Burlington waterfront development issues could take years to resolve, mayor says
Published May 6, 2023 at 9:24 am
It could take several years before Burlington’s waterfront vision comes into focus.
That is the viewpoint of Mayor Marianne Meed Ward who says the process will take some time as the City, developers and the Ontario Land Tribunal (OLT) figure out what’s best for land use along the water’s edge.
In an interview with Khaled Iwamure of inhalton.com, the mayor pointed out the next scheduled meeting with the OLT is not until 2024 when the process will officially continue for developers to present their case on why two towers — 35 and 30-storey buildings with five-story podiums — should be built next to Spencer Smith Park at the foot of Brant St.
“People care very passionately about our waterfront,” the mayor said explaining that the topic is constantly raised by members of the public.
The proposed towers would replace the existing six-storey hotel with a mostly mixed-use development of 557 residential units and a hotel of 122 guest rooms.
The developers believe the buildings will enhance the city’s skyline and boast expressive architecture and amenities that the public will be able to access.
Critics, however, believe the project is too big and take away from the natural beauty that the adjacent park and lake provide.
For its part, the City has turned down the proposal which has landed the project in the hands of the OLT as the builders’ appeal that decision.
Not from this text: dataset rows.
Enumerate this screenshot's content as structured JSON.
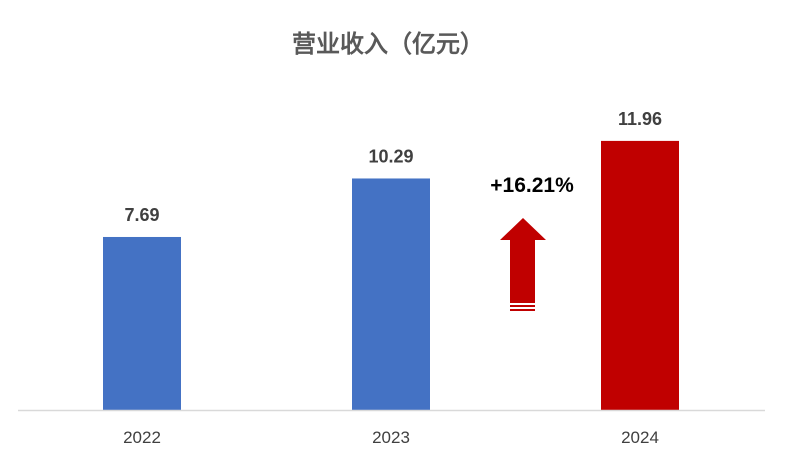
{
  "chart_data": {
    "type": "bar",
    "title": "营业收入（亿元）",
    "categories": [
      "2022",
      "2023",
      "2024"
    ],
    "values": [
      7.69,
      10.29,
      11.96
    ],
    "data_labels": [
      "7.69",
      "10.29",
      "11.96"
    ],
    "colors": [
      "#4472C4",
      "#4472C4",
      "#C00000"
    ],
    "ylim": [
      0,
      12
    ],
    "grid": false,
    "legend": "none",
    "annotation": {
      "text": "+16.21%",
      "icon": "up-arrow-icon",
      "color": "#C00000"
    }
  }
}
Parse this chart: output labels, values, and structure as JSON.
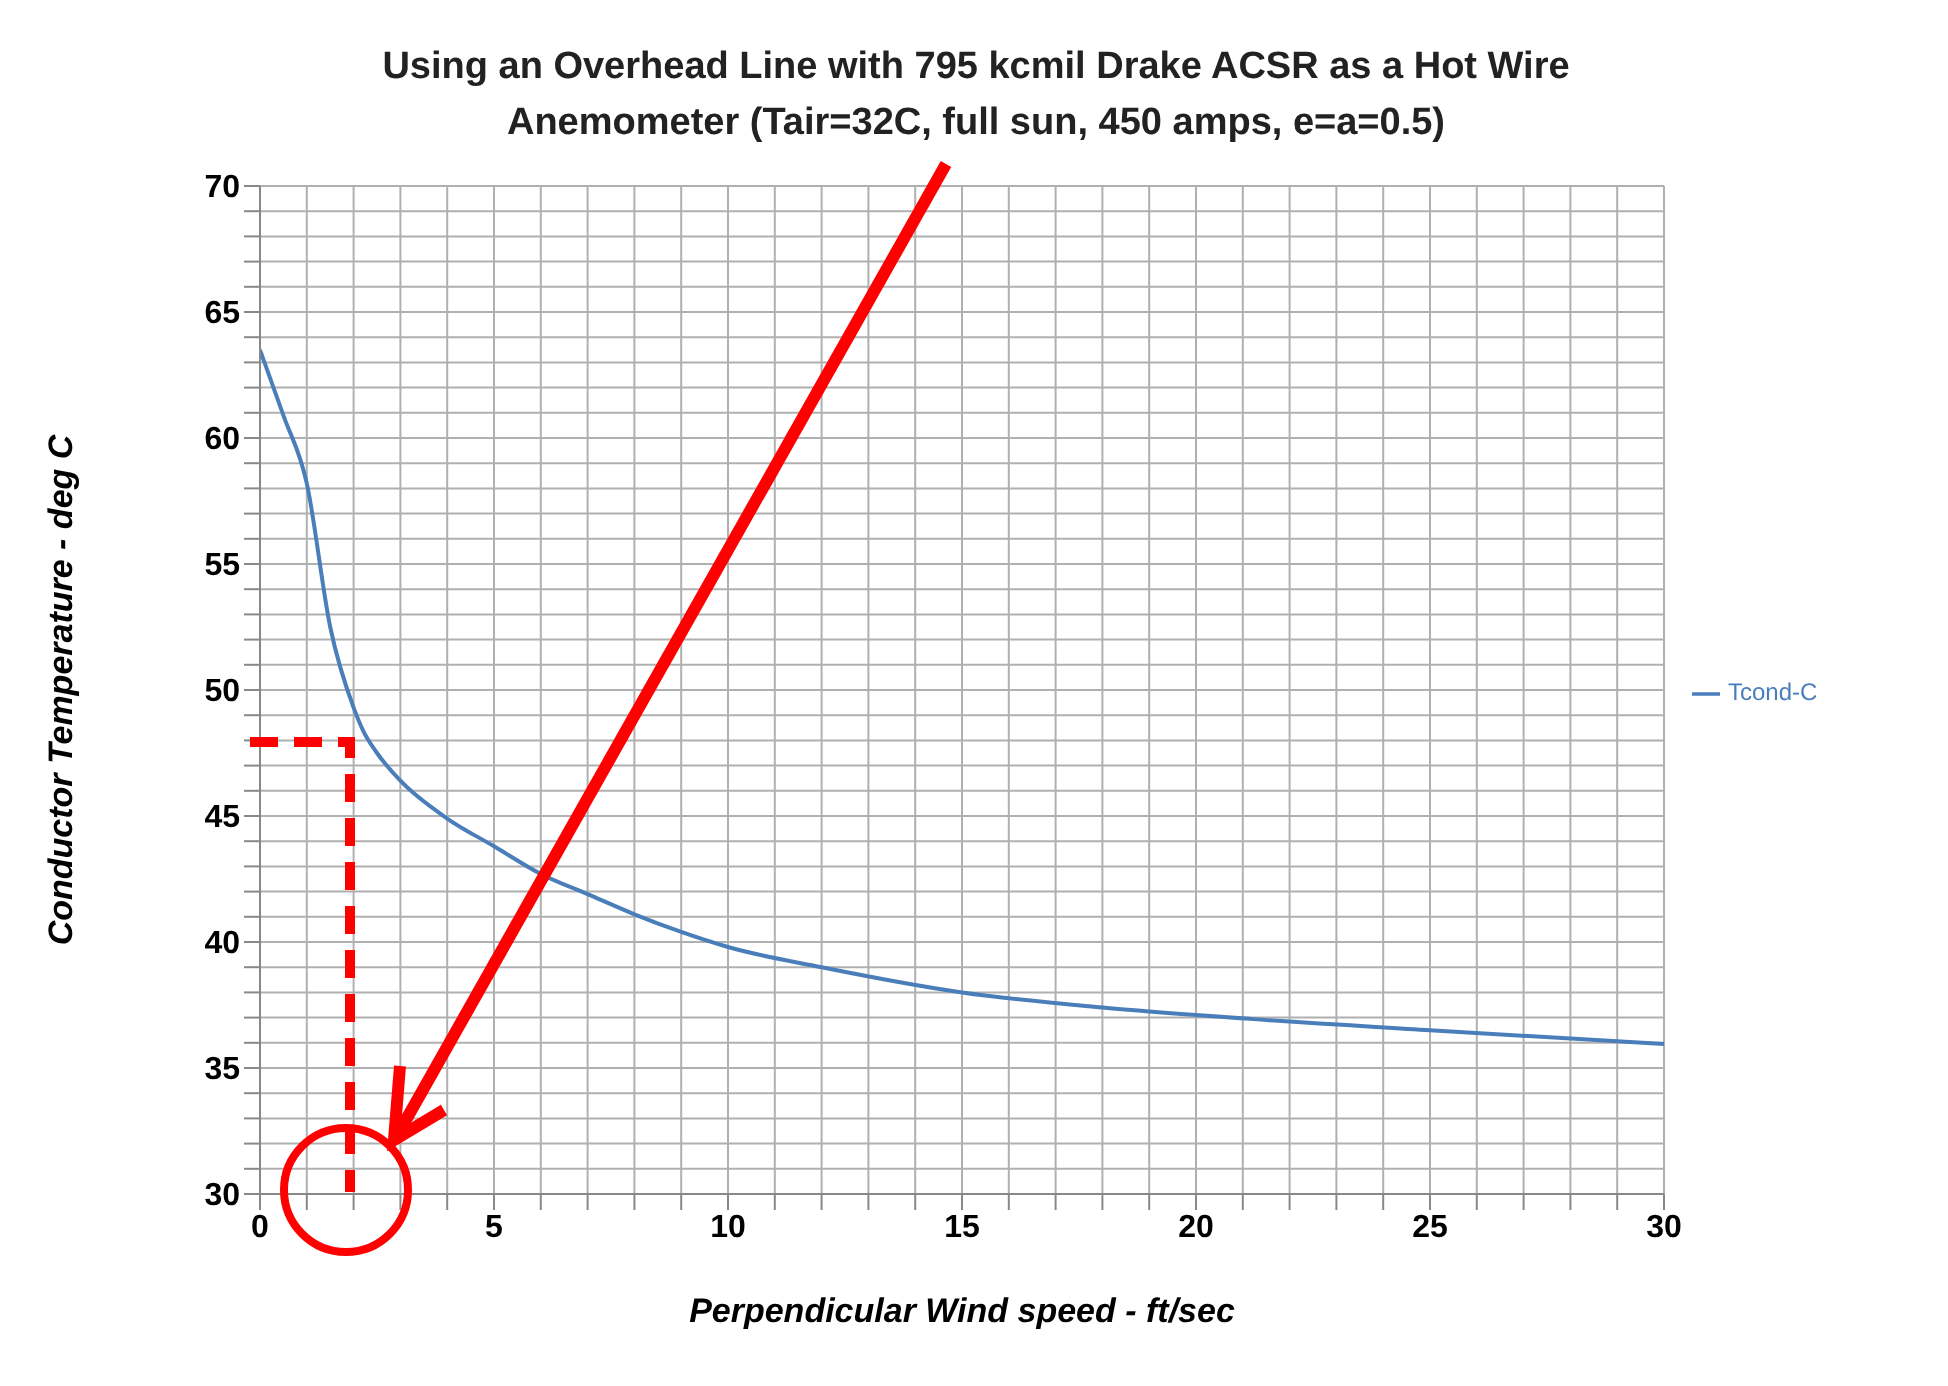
{
  "chart_data": {
    "type": "line",
    "title": "Using an Overhead Line with 795 kcmil Drake ACSR as a Hot Wire Anemometer (Tair=32C, full sun, 450 amps, e=a=0.5)",
    "xlabel": "Perpendicular Wind speed - ft/sec",
    "ylabel": "Conductor Temperature - deg C",
    "x": [
      0,
      0.5,
      1,
      1.5,
      2,
      2.2,
      2.5,
      3,
      4,
      5,
      6,
      7,
      8,
      9,
      10,
      12,
      15,
      18,
      20,
      25,
      30
    ],
    "series": [
      {
        "name": "Tcond-C",
        "color": "#4a7ebb",
        "values": [
          63.5,
          60.9,
          58.2,
          52.5,
          49.3,
          48.4,
          47.5,
          46.4,
          44.9,
          43.8,
          42.7,
          41.9,
          41.1,
          40.4,
          39.8,
          39.0,
          38.0,
          37.4,
          37.1,
          36.5,
          35.95
        ]
      }
    ],
    "xlim": [
      0,
      30
    ],
    "ylim": [
      30,
      70
    ],
    "xticks": [
      0,
      {
        "value": 1,
        "label": null
      },
      {
        "value": 2,
        "label": null
      },
      {
        "value": 3,
        "label": null
      },
      {
        "value": 4,
        "label": null
      },
      5,
      {
        "value": 6,
        "label": null
      },
      {
        "value": 7,
        "label": null
      },
      {
        "value": 8,
        "label": null
      },
      {
        "value": 9,
        "label": null
      },
      10,
      {
        "value": 11,
        "label": null
      },
      {
        "value": 12,
        "label": null
      },
      {
        "value": 13,
        "label": null
      },
      {
        "value": 14,
        "label": null
      },
      15,
      {
        "value": 16,
        "label": null
      },
      {
        "value": 17,
        "label": null
      },
      {
        "value": 18,
        "label": null
      },
      {
        "value": 19,
        "label": null
      },
      20,
      {
        "value": 21,
        "label": null
      },
      {
        "value": 22,
        "label": null
      },
      {
        "value": 23,
        "label": null
      },
      {
        "value": 24,
        "label": null
      },
      25,
      {
        "value": 26,
        "label": null
      },
      {
        "value": 27,
        "label": null
      },
      {
        "value": 28,
        "label": null
      },
      {
        "value": 29,
        "label": null
      },
      30
    ],
    "yticks": [
      30,
      {
        "value": 31,
        "label": null
      },
      {
        "value": 32,
        "label": null
      },
      {
        "value": 33,
        "label": null
      },
      {
        "value": 34,
        "label": null
      },
      35,
      {
        "value": 36,
        "label": null
      },
      {
        "value": 37,
        "label": null
      },
      {
        "value": 38,
        "label": null
      },
      {
        "value": 39,
        "label": null
      },
      40,
      {
        "value": 41,
        "label": null
      },
      {
        "value": 42,
        "label": null
      },
      {
        "value": 43,
        "label": null
      },
      {
        "value": 44,
        "label": null
      },
      45,
      {
        "value": 46,
        "label": null
      },
      {
        "value": 47,
        "label": null
      },
      {
        "value": 48,
        "label": null
      },
      {
        "value": 49,
        "label": null
      },
      50,
      {
        "value": 51,
        "label": null
      },
      {
        "value": 52,
        "label": null
      },
      {
        "value": 53,
        "label": null
      },
      {
        "value": 54,
        "label": null
      },
      55,
      {
        "value": 56,
        "label": null
      },
      {
        "value": 57,
        "label": null
      },
      {
        "value": 58,
        "label": null
      },
      {
        "value": 59,
        "label": null
      },
      60,
      {
        "value": 61,
        "label": null
      },
      {
        "value": 62,
        "label": null
      },
      {
        "value": 63,
        "label": null
      },
      {
        "value": 64,
        "label": null
      },
      65,
      {
        "value": 66,
        "label": null
      },
      {
        "value": 67,
        "label": null
      },
      {
        "value": 68,
        "label": null
      },
      {
        "value": 69,
        "label": null
      },
      70
    ],
    "grid": true,
    "legend": "right",
    "marker": "none",
    "line_style": "solid"
  }
}
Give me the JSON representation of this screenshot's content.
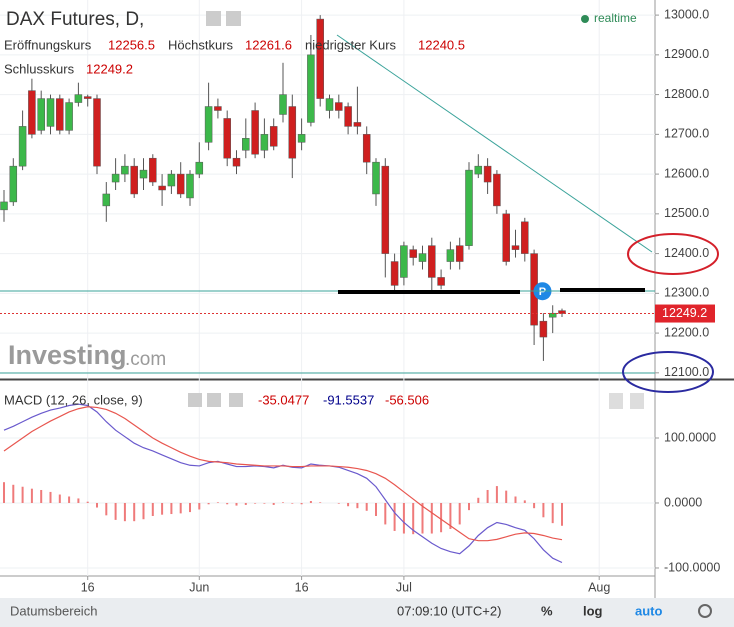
{
  "chart_data": [
    {
      "type": "candlestick",
      "title": "DAX Futures, D,",
      "status": "realtime",
      "legend": {
        "open": "Eröffnungskurs",
        "high": "Höchstkurs",
        "low": "niedrigster Kurs",
        "close": "Schlusskurs"
      },
      "watermark": [
        "Investing",
        ".com"
      ],
      "marker": "P",
      "up_color": "#3cb84a",
      "down_color": "#cf1f1f",
      "open": [
        12510,
        12530,
        12620,
        12810,
        12710,
        12720,
        12790,
        12710,
        12780,
        12795,
        12790,
        12520,
        12580,
        12600,
        12620,
        12590,
        12640,
        12570,
        12570,
        12600,
        12540,
        12600,
        12680,
        12770,
        12740,
        12640,
        12660,
        12760,
        12660,
        12720,
        12750,
        12770,
        12680,
        12730,
        12990,
        12760,
        12780,
        12770,
        12730,
        12700,
        12550,
        12620,
        12380,
        12340,
        12410,
        12380,
        12420,
        12340,
        12380,
        12420,
        12420,
        12600,
        12620,
        12600,
        12500,
        12420,
        12480,
        12400,
        12230,
        12240,
        12256.5
      ],
      "close": [
        12530,
        12620,
        12720,
        12700,
        12790,
        12790,
        12710,
        12780,
        12800,
        12790,
        12620,
        12550,
        12600,
        12620,
        12550,
        12610,
        12580,
        12560,
        12600,
        12550,
        12600,
        12630,
        12770,
        12760,
        12640,
        12620,
        12690,
        12650,
        12700,
        12670,
        12800,
        12640,
        12700,
        12900,
        12790,
        12790,
        12760,
        12720,
        12720,
        12630,
        12630,
        12400,
        12320,
        12420,
        12390,
        12400,
        12340,
        12320,
        12410,
        12380,
        12610,
        12620,
        12580,
        12520,
        12380,
        12410,
        12400,
        12220,
        12190,
        12250,
        12249.2
      ],
      "high": [
        12560,
        12640,
        12760,
        12840,
        12810,
        12800,
        12800,
        12790,
        12830,
        12800,
        12800,
        12580,
        12640,
        12650,
        12640,
        12640,
        12650,
        12600,
        12610,
        12630,
        12610,
        12680,
        12830,
        12790,
        12760,
        12660,
        12740,
        12780,
        12740,
        12740,
        12880,
        12800,
        12740,
        12950,
        13000,
        12800,
        12800,
        12780,
        12820,
        12720,
        12640,
        12640,
        12400,
        12430,
        12420,
        12420,
        12440,
        12360,
        12430,
        12440,
        12630,
        12650,
        12640,
        12610,
        12510,
        12460,
        12490,
        12410,
        12250,
        12270,
        12261.6
      ],
      "low": [
        12480,
        12520,
        12610,
        12690,
        12700,
        12700,
        12700,
        12700,
        12770,
        12770,
        12600,
        12480,
        12560,
        12580,
        12540,
        12560,
        12570,
        12520,
        12550,
        12540,
        12520,
        12590,
        12660,
        12740,
        12620,
        12600,
        12640,
        12640,
        12640,
        12660,
        12730,
        12590,
        12660,
        12720,
        12770,
        12740,
        12740,
        12700,
        12700,
        12600,
        12520,
        12340,
        12300,
        12320,
        12370,
        12360,
        12300,
        12310,
        12360,
        12360,
        12410,
        12590,
        12550,
        12500,
        12370,
        12390,
        12380,
        12170,
        12130,
        12200,
        12240.5
      ],
      "xlim": [
        -0.43,
        70
      ],
      "xticks": [
        {
          "value": 9,
          "label": "16"
        },
        {
          "value": 21,
          "label": "Jun"
        },
        {
          "value": 32,
          "label": "16"
        },
        {
          "value": 43,
          "label": "Jul"
        },
        {
          "value": 64,
          "label": "Aug"
        }
      ],
      "ylim": [
        12087,
        13038
      ],
      "yticks": [
        {
          "value": 12100,
          "label": "12100.0"
        },
        {
          "value": 12200,
          "label": "12200.0"
        },
        {
          "value": 12300,
          "label": "12300.0"
        },
        {
          "value": 12400,
          "label": "12400.0"
        },
        {
          "value": 12500,
          "label": "12500.0"
        },
        {
          "value": 12600,
          "label": "12600.0"
        },
        {
          "value": 12700,
          "label": "12700.0"
        },
        {
          "value": 12800,
          "label": "12800.0"
        },
        {
          "value": 12900,
          "label": "12900.0"
        },
        {
          "value": 13000,
          "label": "13000.0"
        }
      ]
    },
    {
      "type": "macd",
      "title": "MACD (12, 26, close, 9)",
      "xlim": [
        -0.43,
        70
      ],
      "ylim": [
        -110.8,
        184.6
      ],
      "yticks": [
        {
          "value": 100,
          "label": "100.0000"
        },
        {
          "value": 0,
          "label": "0.0000"
        },
        {
          "value": -100,
          "label": "-100.0000"
        }
      ],
      "series": [
        {
          "name": "histogram",
          "color": "#ef7a7a",
          "values": [
            32,
            28,
            25,
            22,
            20,
            17,
            13,
            10,
            7,
            2,
            -7,
            -19,
            -26,
            -28,
            -28,
            -25,
            -20,
            -18,
            -17,
            -16,
            -14,
            -10,
            -2,
            1,
            -2,
            -4,
            -3,
            -1,
            -1,
            -3,
            1,
            -1,
            -2,
            3,
            1,
            0,
            -1,
            -5,
            -8,
            -12,
            -20,
            -33,
            -43,
            -47,
            -48,
            -47,
            -47,
            -45,
            -40,
            -33,
            -11,
            8,
            20,
            26,
            19,
            10,
            4,
            -8,
            -22,
            -31,
            -35.0477
          ]
        },
        {
          "name": "macd",
          "color": "#6a5acd",
          "values": [
            112,
            118,
            125,
            132,
            138,
            143,
            146,
            150,
            152,
            150,
            140,
            125,
            112,
            102,
            92,
            85,
            80,
            74,
            68,
            62,
            58,
            57,
            62,
            64,
            60,
            56,
            56,
            57,
            56,
            54,
            58,
            55,
            54,
            60,
            58,
            57,
            55,
            50,
            45,
            38,
            25,
            5,
            -15,
            -30,
            -42,
            -52,
            -62,
            -70,
            -75,
            -78,
            -66,
            -50,
            -38,
            -30,
            -33,
            -38,
            -42,
            -55,
            -72,
            -85,
            -91.5537
          ]
        },
        {
          "name": "signal",
          "color": "#e8564f",
          "values": [
            80,
            90,
            100,
            110,
            118,
            126,
            133,
            140,
            145,
            148,
            147,
            144,
            138,
            130,
            120,
            110,
            100,
            92,
            85,
            78,
            72,
            67,
            64,
            63,
            62,
            60,
            59,
            58,
            57,
            57,
            57,
            56,
            56,
            57,
            57,
            57,
            56,
            55,
            53,
            50,
            45,
            38,
            28,
            17,
            6,
            -5,
            -15,
            -25,
            -35,
            -45,
            -55,
            -58,
            -58,
            -56,
            -52,
            -48,
            -46,
            -47,
            -50,
            -54,
            -56.506
          ]
        }
      ]
    }
  ],
  "toolbar": {
    "range": "Datumsbereich",
    "time": "07:09:10 (UTC+2)",
    "percent": "%",
    "log": "log",
    "auto": "auto"
  }
}
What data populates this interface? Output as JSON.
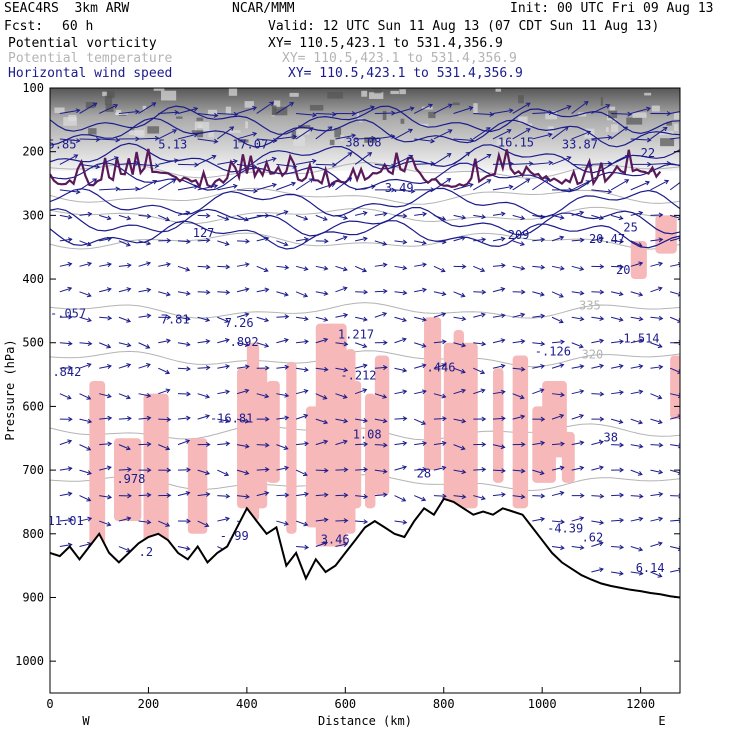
{
  "header": {
    "model": "SEAC4RS  3km ARW",
    "center": "NCAR/MMM",
    "init": "Init: 00 UTC Fri 09 Aug 13",
    "fcst_label": "Fcst:",
    "fcst_value": "60 h",
    "valid": "Valid: 12 UTC Sun 11 Aug 13 (07 CDT Sun 11 Aug 13)"
  },
  "fields": [
    {
      "name": "Potential vorticity",
      "xy": "XY= 110.5,423.1 to 531.4,356.9",
      "color": "#000000"
    },
    {
      "name": "Potential temperature",
      "xy": "XY= 110.5,423.1 to 531.4,356.9",
      "color": "#b4b4b4"
    },
    {
      "name": "Horizontal wind speed",
      "xy": "XY= 110.5,423.1 to 531.4,356.9",
      "color": "#1c1c8c"
    }
  ],
  "chart_data": {
    "type": "line",
    "title": "",
    "xlabel": "Distance (km)",
    "ylabel": "Pressure (hPa)",
    "xlim": [
      0,
      1280
    ],
    "ylim": [
      1050,
      100
    ],
    "xticks": [
      0,
      200,
      400,
      600,
      800,
      1000,
      1200
    ],
    "yticks": [
      100,
      200,
      300,
      400,
      500,
      600,
      700,
      800,
      900,
      1000
    ],
    "x_end_labels": {
      "left": "W",
      "right": "E"
    },
    "colors": {
      "pv_fill": "#f6b8b8",
      "pv_contour": "#5a1a5a",
      "theta": "#b4b4b4",
      "wind": "#1c1c8c",
      "terrain": "#000000"
    },
    "terrain": {
      "x": [
        0,
        20,
        40,
        60,
        80,
        100,
        120,
        140,
        160,
        180,
        200,
        220,
        240,
        260,
        280,
        300,
        320,
        340,
        360,
        380,
        400,
        420,
        440,
        460,
        480,
        500,
        520,
        540,
        560,
        580,
        600,
        620,
        640,
        660,
        680,
        700,
        720,
        740,
        760,
        780,
        800,
        820,
        840,
        860,
        880,
        900,
        920,
        940,
        960,
        980,
        1000,
        1020,
        1040,
        1060,
        1080,
        1100,
        1120,
        1140,
        1160,
        1180,
        1200,
        1220,
        1240,
        1260,
        1280
      ],
      "p": [
        830,
        835,
        820,
        840,
        820,
        800,
        830,
        845,
        830,
        815,
        805,
        800,
        810,
        830,
        840,
        820,
        845,
        830,
        820,
        790,
        760,
        780,
        800,
        790,
        850,
        830,
        870,
        840,
        860,
        850,
        830,
        810,
        790,
        780,
        790,
        800,
        805,
        780,
        760,
        770,
        745,
        750,
        760,
        770,
        765,
        770,
        760,
        765,
        770,
        790,
        810,
        830,
        845,
        855,
        865,
        872,
        878,
        882,
        885,
        888,
        890,
        893,
        895,
        898,
        900
      ]
    },
    "wind_speed_labels": [
      {
        "x": -5,
        "p": 195,
        "text": "5.85"
      },
      {
        "x": 220,
        "p": 195,
        "text": "5.13"
      },
      {
        "x": 370,
        "p": 195,
        "text": "17.07"
      },
      {
        "x": 600,
        "p": 192,
        "text": "38.08"
      },
      {
        "x": 910,
        "p": 192,
        "text": "16.15"
      },
      {
        "x": 1040,
        "p": 195,
        "text": "33.87"
      },
      {
        "x": 1200,
        "p": 208,
        "text": "22"
      },
      {
        "x": 680,
        "p": 263,
        "text": "3.49"
      },
      {
        "x": 290,
        "p": 334,
        "text": "127"
      },
      {
        "x": 930,
        "p": 337,
        "text": "209"
      },
      {
        "x": 1095,
        "p": 343,
        "text": "20.47"
      },
      {
        "x": 1165,
        "p": 325,
        "text": "25"
      },
      {
        "x": 1150,
        "p": 392,
        "text": "20"
      },
      {
        "x": 0,
        "p": 460,
        "text": "-.057"
      },
      {
        "x": 225,
        "p": 470,
        "text": "7.81"
      },
      {
        "x": 355,
        "p": 475,
        "text": "7.26"
      },
      {
        "x": 365,
        "p": 505,
        "text": ".892"
      },
      {
        "x": 585,
        "p": 493,
        "text": "1.217"
      },
      {
        "x": 1165,
        "p": 500,
        "text": "1.514"
      },
      {
        "x": 5,
        "p": 552,
        "text": ".842"
      },
      {
        "x": 590,
        "p": 558,
        "text": "-.212"
      },
      {
        "x": 765,
        "p": 545,
        "text": ".446"
      },
      {
        "x": 985,
        "p": 520,
        "text": "-.126"
      },
      {
        "x": 325,
        "p": 625,
        "text": "-16.81"
      },
      {
        "x": 615,
        "p": 650,
        "text": "1.08"
      },
      {
        "x": 1110,
        "p": 655,
        "text": ".38"
      },
      {
        "x": 135,
        "p": 720,
        "text": ".978"
      },
      {
        "x": 745,
        "p": 712,
        "text": "28"
      },
      {
        "x": -5,
        "p": 786,
        "text": "11.01"
      },
      {
        "x": 345,
        "p": 810,
        "text": "-.99"
      },
      {
        "x": 1010,
        "p": 798,
        "text": "-4.39"
      },
      {
        "x": 1080,
        "p": 812,
        "text": ".62"
      },
      {
        "x": 180,
        "p": 835,
        "text": ".2"
      },
      {
        "x": 550,
        "p": 815,
        "text": "3.46"
      },
      {
        "x": 1190,
        "p": 860,
        "text": "6.14"
      }
    ],
    "theta_labels": [
      {
        "x": 1075,
        "p": 448,
        "text": "335"
      },
      {
        "x": 1080,
        "p": 525,
        "text": "320"
      }
    ]
  }
}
“Council has rejected that (the proposal) for not being compatible with our visions for a key site in our city right beside our jewel of a waterfront at Spencer Smith Park,” said the mayor. “We will be making our case at the tribunal that this is inappropriate and that there is a better way to handle this particular site.”
The mayor went on to suggest it could take several years for the issue to be resolved as all parties present their case to the OLT which would then take time to render a decision.
“The hearing has been set for 2024 so it’s a long way off before there is anything approaching a decision,” she said. “And we hope that we are able to make our case that there are better ways to deal with this particular site than what is proposed.”